Arnaud Théval "Histoire animale de la prison" Courtesy Dilecta.
Arnaud Théval "Histoire animale de la prison" Courtesy Dilecta.

 


Sommaire 
NE VOIS-TU PAS L’ANIMAL CACHÉ ?
Arnaud Théval  7

NE LEUR MANQUE, DIT-ON, QUE LA PAROLE.
ESQUISSE D’UNE PHILOSOPHIE ANIMALE DE LA PRISON
Alain Kerlan  201

AU NOM DU CHIEN, LE PROCÈS
Djoheur Zerouki  251
 

© Arnaud Théval "histoire animale de la prison"(2025) Courtesy Dilecta. Photo : Nicolas Brasseur.
© Arnaud Théval "histoire animale de la prison"(2025) Courtesy Dilecta. Photo : Nicolas Brasseur.

 

© Arnaud Théval "histoire animale de la prison"(2025) Courtesy Dilecta. Photo : Nicolas Brasseur.
© Arnaud Théval "histoire animale de la prison"(2025) Courtesy Dilecta. Photo : Nicolas Brasseur.

 

NE VOIS-TU PAS L’ANIMAL CACHÉ ?
Arnaud Théval 

À son bureau, derrière ses lunettes, le directeur me fixe. Il écoute attentivement. Enfin, quand je finis, il parle mais pas de la prison, pas encore. « Oui, l’animal est un membre de la famille à part entière », dit-il en me glissant une carte de condoléances qu’il vient de recevoir de la clinique vétérinaire.
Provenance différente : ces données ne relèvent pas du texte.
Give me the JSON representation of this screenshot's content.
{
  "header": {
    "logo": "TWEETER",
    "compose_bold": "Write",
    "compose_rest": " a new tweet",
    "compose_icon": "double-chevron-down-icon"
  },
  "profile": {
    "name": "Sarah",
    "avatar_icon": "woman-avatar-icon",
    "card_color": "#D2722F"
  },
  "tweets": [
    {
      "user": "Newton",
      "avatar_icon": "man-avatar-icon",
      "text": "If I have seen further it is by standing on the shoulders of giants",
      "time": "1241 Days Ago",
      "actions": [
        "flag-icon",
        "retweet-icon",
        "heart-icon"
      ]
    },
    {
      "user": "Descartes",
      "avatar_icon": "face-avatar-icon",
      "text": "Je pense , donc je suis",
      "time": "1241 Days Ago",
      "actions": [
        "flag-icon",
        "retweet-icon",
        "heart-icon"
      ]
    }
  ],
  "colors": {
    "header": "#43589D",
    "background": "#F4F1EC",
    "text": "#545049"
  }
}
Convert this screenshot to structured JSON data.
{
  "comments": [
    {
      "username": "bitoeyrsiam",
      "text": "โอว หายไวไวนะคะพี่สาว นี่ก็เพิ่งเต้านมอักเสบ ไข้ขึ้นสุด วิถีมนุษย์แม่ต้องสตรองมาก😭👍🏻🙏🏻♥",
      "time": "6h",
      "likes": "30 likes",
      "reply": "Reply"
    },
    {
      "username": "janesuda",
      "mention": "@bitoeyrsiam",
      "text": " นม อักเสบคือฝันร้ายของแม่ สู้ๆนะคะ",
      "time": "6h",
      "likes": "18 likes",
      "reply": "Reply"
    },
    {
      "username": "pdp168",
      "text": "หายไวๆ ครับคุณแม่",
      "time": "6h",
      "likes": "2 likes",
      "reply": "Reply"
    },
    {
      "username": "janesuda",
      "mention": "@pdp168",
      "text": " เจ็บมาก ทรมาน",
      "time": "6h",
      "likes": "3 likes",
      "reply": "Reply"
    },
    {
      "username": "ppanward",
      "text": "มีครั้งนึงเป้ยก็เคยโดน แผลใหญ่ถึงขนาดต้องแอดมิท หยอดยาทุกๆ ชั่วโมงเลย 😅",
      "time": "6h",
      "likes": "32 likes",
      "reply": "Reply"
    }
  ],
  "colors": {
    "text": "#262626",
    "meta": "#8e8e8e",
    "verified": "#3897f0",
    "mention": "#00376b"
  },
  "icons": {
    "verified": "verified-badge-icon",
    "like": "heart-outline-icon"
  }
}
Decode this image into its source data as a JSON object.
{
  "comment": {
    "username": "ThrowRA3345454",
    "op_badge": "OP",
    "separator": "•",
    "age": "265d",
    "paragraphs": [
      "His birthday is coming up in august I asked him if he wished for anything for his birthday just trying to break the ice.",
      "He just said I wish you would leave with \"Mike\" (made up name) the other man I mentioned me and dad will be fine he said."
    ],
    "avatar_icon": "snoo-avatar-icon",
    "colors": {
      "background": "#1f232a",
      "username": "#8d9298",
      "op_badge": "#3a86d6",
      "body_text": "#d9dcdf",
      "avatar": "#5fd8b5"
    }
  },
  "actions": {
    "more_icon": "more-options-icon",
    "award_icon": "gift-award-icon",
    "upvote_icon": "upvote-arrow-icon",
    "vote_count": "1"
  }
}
L’homme est très affecté par la mort de son chien et touché par le cérémonial proposé jusqu’à l’incinérateur. Le chien est évoqué à ce moment du récit comme l’égal de l’homme, aucune différence n’est faite dans le traitement de son passage vers la mort. L’animal semble encore japper sous les yeux de son maître dont les mains, pour un peu, cherchent à le caresser. Mais non, il n’est plus là et c’est l’équilibre de tout l’univers d’un individu qui s’écroule ; ça turbine dans sa tête. Ses problèmes sont sans fin, aucune langue animale ne vient les rompre. Maintenant, partout, dans sa voiture, chez lui, il cherche sa présence, partout où son odeur persiste malgré son départ. L’animal avait senti sa fin venir, chaque sortie à l’air frais, chaque bouchée était d’une saveur exquise. « On voyait qu’il se préparait à mourir. » Avec lui, il oubliait tout, il lui offrait une échappatoire, un moment pour respirer, c’était grâce à lui que le reste devenait supportable. Il l’accompagnait parfois dans le quartier de semi-liberté, une fête ! Jusqu’au jour où quelqu’un de l’administration a envoyé une lettre anonyme à la direction interrégionale pour faire cesser ça. « La prison est comme un village, soupire-t-il, tout ce que l’on sait, on le déforme ; tout ce que l’on ne sait pas, on l’invente. Et pourtant, chaque bestiole est une occupation en prison. »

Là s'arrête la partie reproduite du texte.